Chalmers’ signals a Labor turn to right

Australian Conservatives Release

Opposition Treasury spokesman Jim Chalmers is sending a vital signal­: the 2019 election big-spending, big-taxing Shorten agenda has to change.

The Conservative Party has welcomed the news saying big-government socialism has no place in modern Australia.

The Australian reports, Labor needs to recognise that it’s not just a matter of dumping or tweaking unpopular tax policies, such as the proposals on franking credits or negative gearing, but of making a wholesale change in philosophy back to the centrist economics of the Hawke-Keating years.

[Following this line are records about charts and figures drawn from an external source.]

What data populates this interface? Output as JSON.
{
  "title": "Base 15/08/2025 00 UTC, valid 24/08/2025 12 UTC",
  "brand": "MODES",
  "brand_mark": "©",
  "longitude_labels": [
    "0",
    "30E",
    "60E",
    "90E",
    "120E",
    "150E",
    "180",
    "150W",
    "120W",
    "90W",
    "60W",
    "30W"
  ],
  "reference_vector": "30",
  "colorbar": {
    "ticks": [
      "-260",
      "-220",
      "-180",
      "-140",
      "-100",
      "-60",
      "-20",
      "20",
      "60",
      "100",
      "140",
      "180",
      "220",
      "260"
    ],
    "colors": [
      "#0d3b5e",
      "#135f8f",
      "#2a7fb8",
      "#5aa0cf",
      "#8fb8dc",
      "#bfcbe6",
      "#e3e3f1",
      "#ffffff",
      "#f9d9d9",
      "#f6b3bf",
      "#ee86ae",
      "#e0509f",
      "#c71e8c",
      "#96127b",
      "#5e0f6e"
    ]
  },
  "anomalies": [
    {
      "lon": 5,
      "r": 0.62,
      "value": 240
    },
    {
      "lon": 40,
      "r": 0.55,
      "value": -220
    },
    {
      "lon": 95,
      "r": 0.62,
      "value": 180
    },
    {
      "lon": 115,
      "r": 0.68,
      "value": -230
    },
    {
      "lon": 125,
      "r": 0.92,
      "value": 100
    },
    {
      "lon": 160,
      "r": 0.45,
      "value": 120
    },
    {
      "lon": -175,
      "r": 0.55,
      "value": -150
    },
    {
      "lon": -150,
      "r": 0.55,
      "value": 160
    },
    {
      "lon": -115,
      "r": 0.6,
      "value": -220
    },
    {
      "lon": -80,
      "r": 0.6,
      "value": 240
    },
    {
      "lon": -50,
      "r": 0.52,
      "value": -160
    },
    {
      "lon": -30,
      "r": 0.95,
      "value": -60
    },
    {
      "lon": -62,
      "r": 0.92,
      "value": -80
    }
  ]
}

This is Chalmers becoming his own man, moving out from under the shadow of Wayne Swan and the Rudd government, turning down leadership deals to be tied directl­y to anyone from the Shorte­n era, and reconnecting to realistic, centrist economic manage­ment of successful Labor where billion-dollar promises have a political price.

Labor lost the election because voters believed they would be taxed to the tune of $378 billion but didn’t believe that they would get the billions in services Bill Shorten promised almost daily during the election campaign.

What’s more, Scott Morrison, in appealing to Labor’s base of tradies, middle-income earners and aspirational voters, successfully campaigned by declaring that people just didn’t believe politic­ians who promised to spend big and solve every problem.

As well, the Prime Minister, despit­e pressure and false claims of billions in cuts to spending on health and education, maintained an austere, orthodox economic approach aimed at growth creat­ing jobs and wealth.

Across the nation people accept­ed this reality and rejected Shorten’s nirvana of wealth ­redistribution and debt and deficit reduction without spending control­s.

On the one hand, what Chalmers is saying is just common sense – if Labor changes its tax plans, it has to change its spending plans accordingly.

“If we don’t end up taking the exact same tax policies to the next election that we took to the last one, then it is entirely reasonable to assume we will have to recalib­rate our spending plans too,” he said yesterday.

On the other hand, although no decisions have been taken, Chalmers is flagging a “radical” shift for Labor back to the centre, back to the idea that ­workers benefit most from having a job, wages are strongest ­during a strong econo­my without government subsidies and the “sharing of the pie” envisaged by Bob Hawke, Paul Keating and Bill Kelty in the 1980s and 90s works best when the pie is bigger.